The UK cost of GPS theft increased by 15% to £1.8m in 2022. However, the problem has sharply escalated in the first four months of 2023, with the crime doubling to over £500,000 compared to the same period last year.
Last year, quad and ATV theft reported to NFU Mutual cost £3m nationally, a 34% rise on the previous year.
Meanwhile, the UK cost of livestock theft rose 8.7% in 2022, totalling an estimated £2.7 million.
Claims reported regularly involve over 50 sheep being taken in a single raid, which has a devastating impact on breeding lines as well as causing worry for farmers about the welfare of the stolen animals.
The NFU said the huge increase in criminal activity was significantly impacting farm businesses.
The union's vice president, David Exwood said: “Over the past 18 months highly organised gangs of criminals have continued to plague the British countryside.
“The huge increase we’ve seen in criminal activity is significantly impacting farm businesses and farming families both financially and emotionally, with many rural communities left feeling vulnerable and intimidated.
"All at a time when the industry is facing numerous other pressures, not least soaring production costs."
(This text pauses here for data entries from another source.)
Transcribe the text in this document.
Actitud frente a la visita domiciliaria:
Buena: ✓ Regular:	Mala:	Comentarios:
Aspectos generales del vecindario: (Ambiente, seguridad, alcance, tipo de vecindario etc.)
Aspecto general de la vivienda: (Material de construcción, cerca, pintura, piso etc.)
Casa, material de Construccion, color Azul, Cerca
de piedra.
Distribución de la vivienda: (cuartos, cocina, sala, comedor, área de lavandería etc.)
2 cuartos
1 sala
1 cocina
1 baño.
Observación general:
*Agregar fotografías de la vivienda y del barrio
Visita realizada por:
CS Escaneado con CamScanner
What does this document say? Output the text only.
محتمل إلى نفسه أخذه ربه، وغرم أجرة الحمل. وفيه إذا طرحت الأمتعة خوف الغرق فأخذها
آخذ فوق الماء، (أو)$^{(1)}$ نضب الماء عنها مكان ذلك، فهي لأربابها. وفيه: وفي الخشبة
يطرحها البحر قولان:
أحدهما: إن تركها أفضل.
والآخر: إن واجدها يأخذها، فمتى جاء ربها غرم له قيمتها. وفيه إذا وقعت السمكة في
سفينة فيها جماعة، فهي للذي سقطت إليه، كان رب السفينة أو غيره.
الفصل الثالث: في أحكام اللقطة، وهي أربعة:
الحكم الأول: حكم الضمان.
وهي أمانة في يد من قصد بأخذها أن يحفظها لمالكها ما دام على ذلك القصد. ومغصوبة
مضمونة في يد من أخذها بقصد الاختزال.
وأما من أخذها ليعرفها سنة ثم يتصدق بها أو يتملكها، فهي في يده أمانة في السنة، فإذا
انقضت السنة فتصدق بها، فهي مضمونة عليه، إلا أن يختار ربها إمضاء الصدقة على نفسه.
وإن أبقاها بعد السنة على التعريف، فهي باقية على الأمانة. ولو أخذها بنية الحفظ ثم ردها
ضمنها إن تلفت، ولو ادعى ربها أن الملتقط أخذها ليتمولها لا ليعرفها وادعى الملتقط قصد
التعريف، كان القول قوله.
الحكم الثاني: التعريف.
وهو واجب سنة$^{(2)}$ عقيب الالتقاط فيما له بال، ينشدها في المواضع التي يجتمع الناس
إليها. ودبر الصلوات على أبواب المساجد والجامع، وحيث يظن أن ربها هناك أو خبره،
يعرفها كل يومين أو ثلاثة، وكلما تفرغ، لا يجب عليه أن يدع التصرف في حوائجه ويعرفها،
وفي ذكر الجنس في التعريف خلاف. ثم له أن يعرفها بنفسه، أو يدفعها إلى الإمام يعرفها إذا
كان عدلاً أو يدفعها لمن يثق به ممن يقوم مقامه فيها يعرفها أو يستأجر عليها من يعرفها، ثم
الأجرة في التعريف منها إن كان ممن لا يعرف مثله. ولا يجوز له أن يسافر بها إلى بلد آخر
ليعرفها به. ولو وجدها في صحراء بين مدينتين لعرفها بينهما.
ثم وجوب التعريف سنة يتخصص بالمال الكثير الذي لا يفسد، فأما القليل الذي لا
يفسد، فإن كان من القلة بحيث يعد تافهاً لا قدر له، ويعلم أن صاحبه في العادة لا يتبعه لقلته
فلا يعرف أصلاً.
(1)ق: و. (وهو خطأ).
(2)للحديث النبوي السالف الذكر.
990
Following months of lobbying between the NFU, NFU Mutual, government and other industry organisations, the Equipment Theft Prevention Bill recently gained Royal Assent.
This new legislation gives the Home Secretary wider powers to make regulations that will deter the theft and resale of quad bikes and ATVs.
Fitting immobilisers and adding forensic markings will also ensure that owner details are registered to help make these essential farm vehicles less attractive for criminals to steal.
But the NFU said there also needed to be much more of a collaborative approach to tackle rural crime.
Mr Exwood said: "The National Rural Crime Unit is a great example of farmers, policymakers and police forces working together effectively at national and local level to examine ways of how UK farming businesses can be protected from criminal gangs.”